Men, the woman you will one day spend the rest of your life with will be your soulmate, and that woman could be anyone. Whoever it is, you will not be missing out on anyone else.
“The one” for you is the one you choose. So much heartache could be avoided if more people realized when someone breaks your heart, there will eventually be someone else in your life who will pick up the broken pieces.
“She was the one dude, and now she’s gone.”
If she isn’t in your life anymore, she isn’t “the one.”

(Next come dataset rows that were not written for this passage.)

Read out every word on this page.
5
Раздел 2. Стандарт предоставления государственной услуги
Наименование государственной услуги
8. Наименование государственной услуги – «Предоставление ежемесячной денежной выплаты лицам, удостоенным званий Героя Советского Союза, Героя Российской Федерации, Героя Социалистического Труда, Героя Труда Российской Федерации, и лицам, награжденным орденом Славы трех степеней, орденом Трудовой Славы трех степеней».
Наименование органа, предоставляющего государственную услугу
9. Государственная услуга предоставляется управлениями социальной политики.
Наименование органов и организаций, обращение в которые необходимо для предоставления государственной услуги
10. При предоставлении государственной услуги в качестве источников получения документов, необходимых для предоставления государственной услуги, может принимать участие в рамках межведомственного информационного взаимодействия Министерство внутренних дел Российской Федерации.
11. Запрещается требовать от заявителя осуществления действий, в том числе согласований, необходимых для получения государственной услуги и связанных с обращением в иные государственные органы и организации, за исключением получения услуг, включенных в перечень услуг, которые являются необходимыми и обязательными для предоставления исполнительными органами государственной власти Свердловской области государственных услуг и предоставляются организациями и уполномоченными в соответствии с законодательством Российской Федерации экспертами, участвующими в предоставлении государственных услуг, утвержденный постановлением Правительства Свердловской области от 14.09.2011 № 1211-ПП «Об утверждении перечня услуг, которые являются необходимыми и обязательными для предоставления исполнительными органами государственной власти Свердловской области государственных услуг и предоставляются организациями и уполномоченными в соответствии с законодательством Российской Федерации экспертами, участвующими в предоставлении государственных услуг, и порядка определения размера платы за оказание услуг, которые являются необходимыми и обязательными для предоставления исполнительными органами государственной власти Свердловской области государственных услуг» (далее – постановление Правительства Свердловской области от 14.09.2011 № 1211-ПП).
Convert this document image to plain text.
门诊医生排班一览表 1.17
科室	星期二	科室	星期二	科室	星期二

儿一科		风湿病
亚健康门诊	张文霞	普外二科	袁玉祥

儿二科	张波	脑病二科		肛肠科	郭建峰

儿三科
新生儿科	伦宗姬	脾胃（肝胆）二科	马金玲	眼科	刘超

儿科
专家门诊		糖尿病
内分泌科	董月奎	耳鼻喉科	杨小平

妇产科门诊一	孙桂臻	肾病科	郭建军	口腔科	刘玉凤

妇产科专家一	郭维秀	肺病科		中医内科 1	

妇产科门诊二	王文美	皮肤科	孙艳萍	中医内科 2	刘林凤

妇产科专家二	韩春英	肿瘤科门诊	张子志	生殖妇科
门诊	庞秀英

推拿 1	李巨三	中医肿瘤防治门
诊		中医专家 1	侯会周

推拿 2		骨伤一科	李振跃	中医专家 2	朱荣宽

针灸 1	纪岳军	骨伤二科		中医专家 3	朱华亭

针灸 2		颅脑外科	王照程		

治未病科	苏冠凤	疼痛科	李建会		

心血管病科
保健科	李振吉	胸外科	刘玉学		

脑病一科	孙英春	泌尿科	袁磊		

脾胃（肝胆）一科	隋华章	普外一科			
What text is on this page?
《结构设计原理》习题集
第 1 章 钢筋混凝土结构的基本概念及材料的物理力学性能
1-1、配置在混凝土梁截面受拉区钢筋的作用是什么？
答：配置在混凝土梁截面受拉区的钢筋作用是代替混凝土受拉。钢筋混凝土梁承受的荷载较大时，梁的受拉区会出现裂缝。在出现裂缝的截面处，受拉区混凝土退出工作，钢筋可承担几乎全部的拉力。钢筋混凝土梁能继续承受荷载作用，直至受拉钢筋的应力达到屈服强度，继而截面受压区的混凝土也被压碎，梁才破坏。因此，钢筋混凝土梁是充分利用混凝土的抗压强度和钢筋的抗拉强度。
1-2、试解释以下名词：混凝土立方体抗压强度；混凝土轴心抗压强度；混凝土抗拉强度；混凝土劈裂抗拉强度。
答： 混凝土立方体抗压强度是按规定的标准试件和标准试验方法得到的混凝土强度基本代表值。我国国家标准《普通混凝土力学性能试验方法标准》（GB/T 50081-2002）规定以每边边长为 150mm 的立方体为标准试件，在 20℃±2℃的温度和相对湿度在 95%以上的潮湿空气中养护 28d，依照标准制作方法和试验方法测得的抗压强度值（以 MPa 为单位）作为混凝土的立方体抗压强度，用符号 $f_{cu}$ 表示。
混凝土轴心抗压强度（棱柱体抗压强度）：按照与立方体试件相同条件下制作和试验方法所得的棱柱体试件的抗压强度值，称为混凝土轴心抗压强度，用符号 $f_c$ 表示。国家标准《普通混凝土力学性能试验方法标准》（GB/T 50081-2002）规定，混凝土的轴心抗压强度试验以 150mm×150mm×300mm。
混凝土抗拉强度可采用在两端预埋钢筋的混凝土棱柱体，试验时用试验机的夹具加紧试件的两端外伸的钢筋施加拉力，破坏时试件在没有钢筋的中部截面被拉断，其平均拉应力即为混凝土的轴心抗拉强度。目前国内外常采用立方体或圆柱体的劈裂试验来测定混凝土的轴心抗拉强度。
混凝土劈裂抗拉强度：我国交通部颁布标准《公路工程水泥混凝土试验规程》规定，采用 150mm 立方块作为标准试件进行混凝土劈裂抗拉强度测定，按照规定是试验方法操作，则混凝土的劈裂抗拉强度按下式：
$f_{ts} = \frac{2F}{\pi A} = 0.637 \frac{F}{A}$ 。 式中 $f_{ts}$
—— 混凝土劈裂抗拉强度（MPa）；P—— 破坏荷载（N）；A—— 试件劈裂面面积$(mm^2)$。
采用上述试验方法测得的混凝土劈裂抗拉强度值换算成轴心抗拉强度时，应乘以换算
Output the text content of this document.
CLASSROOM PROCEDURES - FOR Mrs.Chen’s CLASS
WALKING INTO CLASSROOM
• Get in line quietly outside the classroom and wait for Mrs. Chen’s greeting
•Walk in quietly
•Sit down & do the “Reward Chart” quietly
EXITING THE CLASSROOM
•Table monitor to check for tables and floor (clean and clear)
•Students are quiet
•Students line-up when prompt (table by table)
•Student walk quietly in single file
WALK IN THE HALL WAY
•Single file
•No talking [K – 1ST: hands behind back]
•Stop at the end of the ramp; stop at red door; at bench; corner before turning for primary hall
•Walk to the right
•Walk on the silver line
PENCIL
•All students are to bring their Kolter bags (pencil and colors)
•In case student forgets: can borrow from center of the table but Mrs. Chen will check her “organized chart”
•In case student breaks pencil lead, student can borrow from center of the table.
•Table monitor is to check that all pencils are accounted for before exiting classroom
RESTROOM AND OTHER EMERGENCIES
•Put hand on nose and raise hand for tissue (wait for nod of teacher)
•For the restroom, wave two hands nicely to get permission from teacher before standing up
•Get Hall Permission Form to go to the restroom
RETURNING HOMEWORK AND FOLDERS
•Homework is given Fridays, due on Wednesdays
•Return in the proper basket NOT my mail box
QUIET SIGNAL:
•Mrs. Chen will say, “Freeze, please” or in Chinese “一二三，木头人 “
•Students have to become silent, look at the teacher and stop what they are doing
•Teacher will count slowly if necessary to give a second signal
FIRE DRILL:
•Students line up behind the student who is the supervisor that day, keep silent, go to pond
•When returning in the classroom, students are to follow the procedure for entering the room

This still leaves the problem that you need to find the woman you’ll spend the rest of your life with, which is true. Dating is good, but it needs to be done the right way. Don’t constantly rush into relationship after relationship, high after high. Take time for yourself in between.
If this model describes you, don’t pretend like it isn’t taxing. You’re not only hurting yourself but also hurting the ones you leave behind and perpetuating the cycle you’re trapping others in.
My personal strategy is to take it slow and think through all your actions carefully when pursuing someone. Don’t drag out the inevitable. Your relationships deserve timely, respectful and honest choices.
I am very content living this way. Do I want a wife one day? Of course. Do I need that wife tomorrow? Absolutely not.
Far too often when “ending things,” we leave the door cracked open — intentionally — and then wonder why we’re trapped in cycles of drama and toxicity. Dating just to date is a waste of time, money and energy.
If you don’t have a boyfriend or girlfriend, I get it; sometimes it sucks. We seek relationships because “everyone else is in one,” or because we don’t want to be “left behind.” We seek relationships for status or personal fulfillment.
It is far better to be single than to be committed to a pointless relationship.
At times, you may want a girlfriend desperately, and I would argue many of those moments are when you need one the least, but wanting and needing are two different things. If you desire companionship, it will come. It may take time. In those times, take advantage of the situation and advance yourself.
You may feel alone, but your situation is not unique. Trust me: Letting go of your desire to be in a relationship will bring you contentment. Singleness is not a curse, and it can be a blessing.
Let relationships come naturally. Prioritize improving yourself and your time commitments. Do not overburden yourself with what could be, but instead work on what is. Save yourself some time, energy and money, and take a step back to set your priorities in order. Don’t think every woman you flirt with is “the one.”
You’re not missing out. Be content with where you are now.